Sunday, February 1, 2015

I did a thing.

Maybe it's not a good idea, but I trusted the people I asked and talked to and handed out no condemnation for not contributing. But I pretty much crowdsourced my son's birthday present(s).

Gymnastics lessons and a kitchen set.

We could probably afford one of these on it's own, but 2 would be right out. Being so close to Christmas Gideon really wasn't wanting for too much. He's just started growing into the clothes we bought last growth spurt and we try to keep the toys on the down low.
Except the kitchen set. Gideon is such an immersive player that I knew he would benefit from the kitchen set. We couldn't swing that for Christmas and we saved it for his birthday as it were.

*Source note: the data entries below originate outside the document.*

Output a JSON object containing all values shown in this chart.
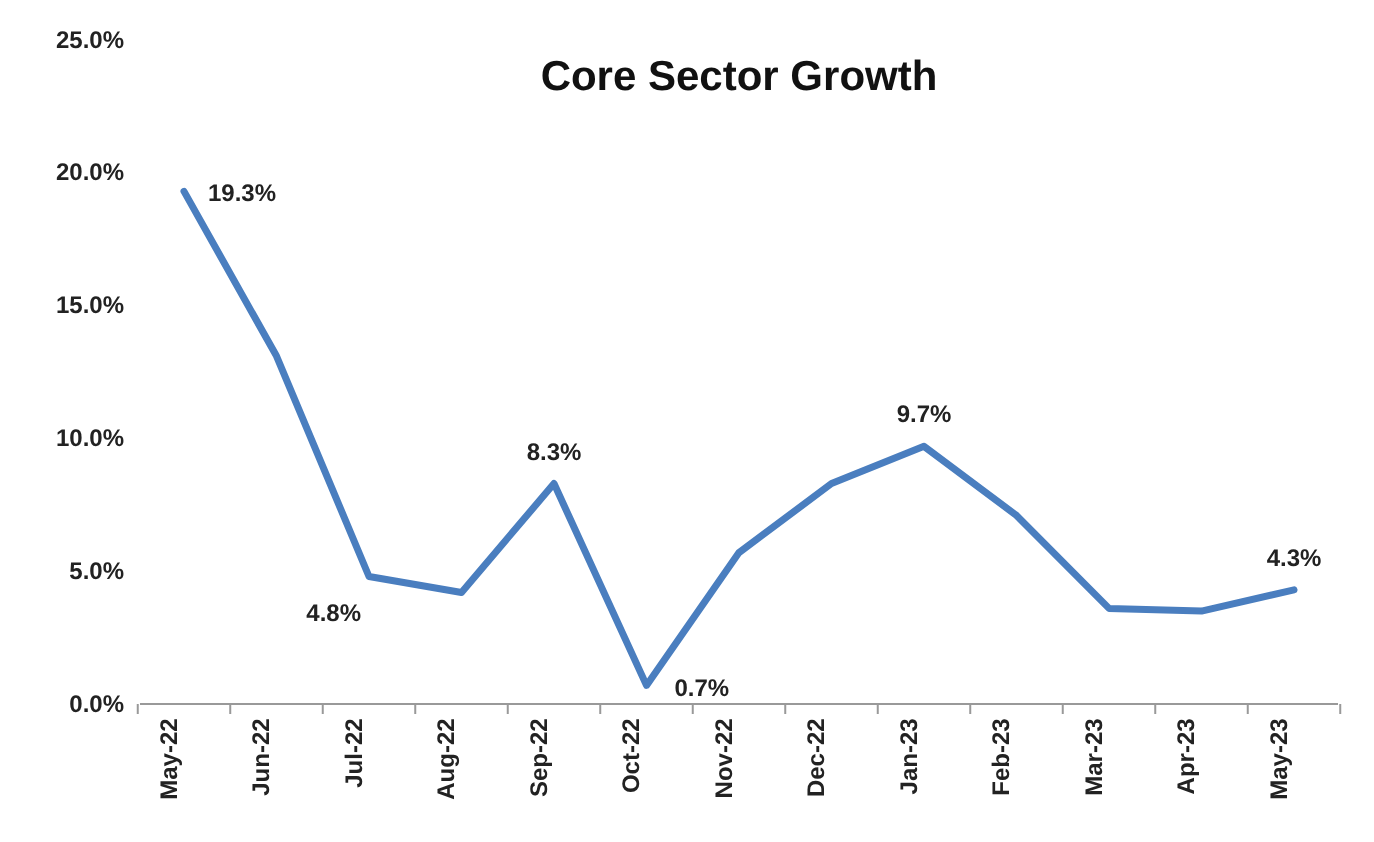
{
  "chart_data": {
    "type": "line",
    "title": "Core Sector Growth",
    "categories": [
      "May-22",
      "Jun-22",
      "Jul-22",
      "Aug-22",
      "Sep-22",
      "Oct-22",
      "Nov-22",
      "Dec-22",
      "Jan-23",
      "Feb-23",
      "Mar-23",
      "Apr-23",
      "May-23"
    ],
    "series": [
      {
        "color": "#4a7ebf",
        "values": [
          19.3,
          13.1,
          4.8,
          4.2,
          8.3,
          0.7,
          5.7,
          8.3,
          9.7,
          7.1,
          3.6,
          3.5,
          4.3
        ],
        "value_labels": [
          "19.3%",
          null,
          "4.8%",
          null,
          "8.3%",
          "0.7%",
          null,
          null,
          "9.7%",
          null,
          null,
          null,
          "4.3%"
        ]
      }
    ],
    "ylim": [
      0,
      25
    ],
    "yticks": [
      {
        "value": 0,
        "label": "0.0%"
      },
      {
        "value": 5,
        "label": "5.0%"
      },
      {
        "value": 10,
        "label": "10.0%"
      },
      {
        "value": 15,
        "label": "15.0%"
      },
      {
        "value": 20,
        "label": "20.0%"
      },
      {
        "value": 25,
        "label": "25.0%"
      }
    ],
    "grid": false,
    "marker": "none",
    "line_style": "solid"
  }
}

Here's the thing. I really dislike kid toys. I think they're cheap and well meaning but ultimately something that will be a nuisance and a stressor. We flood kids with toys these days. It's no wonder they have a problem taking care of their toys or cleaning up after them when they have so many! It is hard to manage it all. They're emotional balls of learning and wiring and we just throw piles and piles of stuff at them!! Loud stuff, colorful stuff!
I am still going through childhood toys of mine. Things that I'm emotionally too attached to to give to Gideon but that I certainly don't play with right now. That I leave in a box or on a shelf. It's not right. It weighs me down and prevents me from being who I need to be in the present.

So I asked people to contribute instead to these big presents for Gideon and that we'd pick up the rest if we fell short of the goal. (The goal, all said and done was about $230.) And it worked great. People gave and Gideon was so so blessed by the outpouring from family that came about. We had wanted to do a big party at his Grandparents' place, but they had some stuff come up and were unable to host. So we shrunk the invite list to the essentials (aka how many people we can fit in the house at one time) and had a swell time kicking around balloons and eating cake.

Planning things for a little one doesn't have to be this huge horrible emotional tangle. Sometimes it can even go smoothly.